Tips for Nailing the Perfect Beer Photo Like a Pro
A couple of #beerporn professionals weigh in.
Written by Alex Weaver
Photography by Cory Smith
There’s a reason the #foodporn hashtag on Instagram has well over 100,000,000 posts and counting: People love eating, but more than that they love proving to other people how much they love eating and how #amazing all the shit they eat is. It’s become a self-fulfilling prophecy — eat to Insta, Insta to eat.
It shouldn’t be a surprise that people are into snapping the perfect beer photo, too. After all, there are, like, a million craft breweries in the U.S. right now; it was only a matter of time before the social media one-upmanship permeated the ranks of #craftbeer.
Which is fucking great, if you ask me. Great beer deserves to be shared. One issue encountered all too often, however, is an Instagram stream populated with mostly terrible beer photos. The intention was great, but the skill set — perhaps a bit lacking.

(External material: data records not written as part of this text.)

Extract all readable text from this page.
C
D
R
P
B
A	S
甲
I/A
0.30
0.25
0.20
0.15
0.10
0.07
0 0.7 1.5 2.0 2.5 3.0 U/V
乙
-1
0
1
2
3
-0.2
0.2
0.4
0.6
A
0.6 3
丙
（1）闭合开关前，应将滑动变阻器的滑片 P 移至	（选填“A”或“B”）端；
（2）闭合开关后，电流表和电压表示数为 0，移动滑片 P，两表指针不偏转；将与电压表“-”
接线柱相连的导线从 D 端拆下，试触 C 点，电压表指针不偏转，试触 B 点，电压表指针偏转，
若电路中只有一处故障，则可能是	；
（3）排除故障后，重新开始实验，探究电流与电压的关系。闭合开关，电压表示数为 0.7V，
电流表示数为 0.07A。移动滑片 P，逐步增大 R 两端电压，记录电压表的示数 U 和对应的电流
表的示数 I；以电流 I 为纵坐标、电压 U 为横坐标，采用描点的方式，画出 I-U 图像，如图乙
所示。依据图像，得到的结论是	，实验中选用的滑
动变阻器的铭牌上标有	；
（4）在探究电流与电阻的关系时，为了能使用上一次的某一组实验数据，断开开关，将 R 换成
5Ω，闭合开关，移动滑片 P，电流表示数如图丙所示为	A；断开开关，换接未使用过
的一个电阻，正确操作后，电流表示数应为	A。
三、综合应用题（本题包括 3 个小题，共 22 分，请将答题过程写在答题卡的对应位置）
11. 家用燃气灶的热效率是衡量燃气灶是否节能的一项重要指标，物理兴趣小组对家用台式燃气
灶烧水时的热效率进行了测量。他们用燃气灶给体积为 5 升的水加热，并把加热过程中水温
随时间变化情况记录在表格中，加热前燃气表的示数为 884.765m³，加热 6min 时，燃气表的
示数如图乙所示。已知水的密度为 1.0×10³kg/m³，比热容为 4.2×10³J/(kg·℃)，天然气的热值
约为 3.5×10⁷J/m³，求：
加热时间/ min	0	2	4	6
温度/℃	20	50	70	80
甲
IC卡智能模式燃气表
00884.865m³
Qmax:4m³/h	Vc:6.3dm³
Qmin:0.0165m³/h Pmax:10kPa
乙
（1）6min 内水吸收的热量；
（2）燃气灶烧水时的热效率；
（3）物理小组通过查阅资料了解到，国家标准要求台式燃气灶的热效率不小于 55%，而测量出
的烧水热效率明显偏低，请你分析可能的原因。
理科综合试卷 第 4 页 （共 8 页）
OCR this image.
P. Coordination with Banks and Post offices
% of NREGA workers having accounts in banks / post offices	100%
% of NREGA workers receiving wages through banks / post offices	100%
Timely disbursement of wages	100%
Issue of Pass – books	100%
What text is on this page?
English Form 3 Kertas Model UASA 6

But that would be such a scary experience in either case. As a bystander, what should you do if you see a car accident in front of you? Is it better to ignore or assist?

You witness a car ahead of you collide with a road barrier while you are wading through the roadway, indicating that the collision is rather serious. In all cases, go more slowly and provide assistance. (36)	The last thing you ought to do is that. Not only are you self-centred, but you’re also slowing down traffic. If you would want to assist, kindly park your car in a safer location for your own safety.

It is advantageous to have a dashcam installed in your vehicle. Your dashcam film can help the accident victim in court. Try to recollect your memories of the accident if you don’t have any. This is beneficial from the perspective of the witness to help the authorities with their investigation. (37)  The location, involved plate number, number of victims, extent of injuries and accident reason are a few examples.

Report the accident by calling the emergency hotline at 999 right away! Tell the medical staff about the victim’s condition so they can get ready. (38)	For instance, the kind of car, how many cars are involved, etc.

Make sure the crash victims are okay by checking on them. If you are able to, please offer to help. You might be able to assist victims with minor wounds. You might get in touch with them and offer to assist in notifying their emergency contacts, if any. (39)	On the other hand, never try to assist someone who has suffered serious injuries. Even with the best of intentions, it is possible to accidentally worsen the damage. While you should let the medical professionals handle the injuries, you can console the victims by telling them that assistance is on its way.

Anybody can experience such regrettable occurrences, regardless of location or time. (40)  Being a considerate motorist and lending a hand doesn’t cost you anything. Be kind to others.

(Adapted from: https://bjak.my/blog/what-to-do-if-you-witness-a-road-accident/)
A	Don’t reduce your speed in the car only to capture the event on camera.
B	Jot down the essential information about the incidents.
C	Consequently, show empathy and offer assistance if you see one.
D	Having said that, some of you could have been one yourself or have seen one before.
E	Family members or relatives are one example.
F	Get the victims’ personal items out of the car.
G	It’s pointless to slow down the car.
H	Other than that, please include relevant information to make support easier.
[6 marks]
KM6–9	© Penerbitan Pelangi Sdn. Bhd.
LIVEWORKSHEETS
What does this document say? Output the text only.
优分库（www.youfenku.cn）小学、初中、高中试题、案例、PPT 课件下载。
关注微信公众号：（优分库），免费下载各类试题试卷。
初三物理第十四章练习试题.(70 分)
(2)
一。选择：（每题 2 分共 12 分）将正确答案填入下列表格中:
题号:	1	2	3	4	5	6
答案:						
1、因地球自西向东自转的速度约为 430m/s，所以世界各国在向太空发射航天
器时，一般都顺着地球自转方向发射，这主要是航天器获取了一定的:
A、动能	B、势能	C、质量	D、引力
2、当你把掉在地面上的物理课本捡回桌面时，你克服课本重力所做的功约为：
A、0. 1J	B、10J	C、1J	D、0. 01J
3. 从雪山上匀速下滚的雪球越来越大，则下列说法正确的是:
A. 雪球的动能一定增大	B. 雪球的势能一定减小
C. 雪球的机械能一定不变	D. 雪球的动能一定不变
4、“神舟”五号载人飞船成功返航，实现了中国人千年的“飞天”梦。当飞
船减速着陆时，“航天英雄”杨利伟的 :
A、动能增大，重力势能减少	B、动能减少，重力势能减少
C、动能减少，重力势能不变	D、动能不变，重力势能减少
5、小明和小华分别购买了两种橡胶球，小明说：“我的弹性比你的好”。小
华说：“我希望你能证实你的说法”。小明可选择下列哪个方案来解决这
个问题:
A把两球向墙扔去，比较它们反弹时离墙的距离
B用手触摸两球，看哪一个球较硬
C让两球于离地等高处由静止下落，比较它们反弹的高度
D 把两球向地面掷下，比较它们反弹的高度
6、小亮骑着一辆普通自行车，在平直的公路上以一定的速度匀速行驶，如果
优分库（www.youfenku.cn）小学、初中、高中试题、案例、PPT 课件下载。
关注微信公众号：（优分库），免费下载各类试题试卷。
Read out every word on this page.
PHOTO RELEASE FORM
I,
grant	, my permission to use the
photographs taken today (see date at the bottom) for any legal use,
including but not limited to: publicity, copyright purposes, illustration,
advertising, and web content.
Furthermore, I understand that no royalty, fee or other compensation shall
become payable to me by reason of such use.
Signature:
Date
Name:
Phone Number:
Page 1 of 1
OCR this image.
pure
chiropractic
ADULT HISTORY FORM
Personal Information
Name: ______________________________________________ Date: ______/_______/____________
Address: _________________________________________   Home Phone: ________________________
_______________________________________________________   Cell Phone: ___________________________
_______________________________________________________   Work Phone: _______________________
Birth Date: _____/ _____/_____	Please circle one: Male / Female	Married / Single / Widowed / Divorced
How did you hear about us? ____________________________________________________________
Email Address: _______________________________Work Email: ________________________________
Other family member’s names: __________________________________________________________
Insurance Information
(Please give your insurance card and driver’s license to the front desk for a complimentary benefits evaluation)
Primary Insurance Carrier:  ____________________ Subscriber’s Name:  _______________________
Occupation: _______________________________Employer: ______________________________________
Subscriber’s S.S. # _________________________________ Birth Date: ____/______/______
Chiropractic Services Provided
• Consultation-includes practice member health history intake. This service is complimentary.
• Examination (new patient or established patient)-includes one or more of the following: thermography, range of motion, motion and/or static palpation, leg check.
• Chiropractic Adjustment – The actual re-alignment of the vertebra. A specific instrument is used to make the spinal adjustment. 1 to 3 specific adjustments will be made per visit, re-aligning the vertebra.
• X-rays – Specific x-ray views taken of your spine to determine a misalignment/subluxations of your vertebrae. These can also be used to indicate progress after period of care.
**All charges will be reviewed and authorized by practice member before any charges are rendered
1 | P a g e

“Good photography is important because it opens a door to the inside world of what we do as employees of the brewery, and as people who live in Maine. And when we say ‘good photography’ we’re referring to photos that tell some sort of story,” Mat Trogner, creative manager at Allagash Brewing Co., tells me. “Whether that means documenting a part of the beer-making process, finding a cool moment at a brewery event, or even just capturing a gorgeous sunrise, it all counts.”
Consistency of quality is a good mantra to live by when photographing beer, or anything else for that matter. For a few more specific tips, we turned to Brooklyn-based beer photographer and man behind Instagram handle @bkbeerguy, Cory Smith.
“I don’t think there’s any one solution, silver bullet idea to making a great beer photo. So many things can factor into what people react to,” Smith tells me. “So for me, I just try to make the most interesting image I can with the beer and conditions in mind.”
Smith’s Top 3 Tips:
1. Make the frame interesting. There’s more to an image than just the beer, and any number of external elements can help make the shot appealing. Consider lighting, consider backgrounds, consider surface texture. All of these things go into the totality of the shot.
2. Have a story. This may or may not work for everyone, but as a writer, I love to read why a shot was taken and I suspect many enjoy that contextual information as well. A beer on a table is a beer on a table. But a beer on a table, at the grand opening of a new brewery, with groups of happy people all enjoying the new space creates a story for the viewer, it puts them in the moment. In the “double tap, swipe up” speed of Instagram, this may not always work. But for those who stick around, it’s rewarding.
3. Have a central character. Too often there’s a lot we want to communicate in one photo. The constraints of Instagram, particularly size, can diminish photo effectiveness if you attempt to capture too much. I always try to create clear focus. Sometimes the focus is the entire image, and that’s okay, but going into the shot with that in mind is helpful.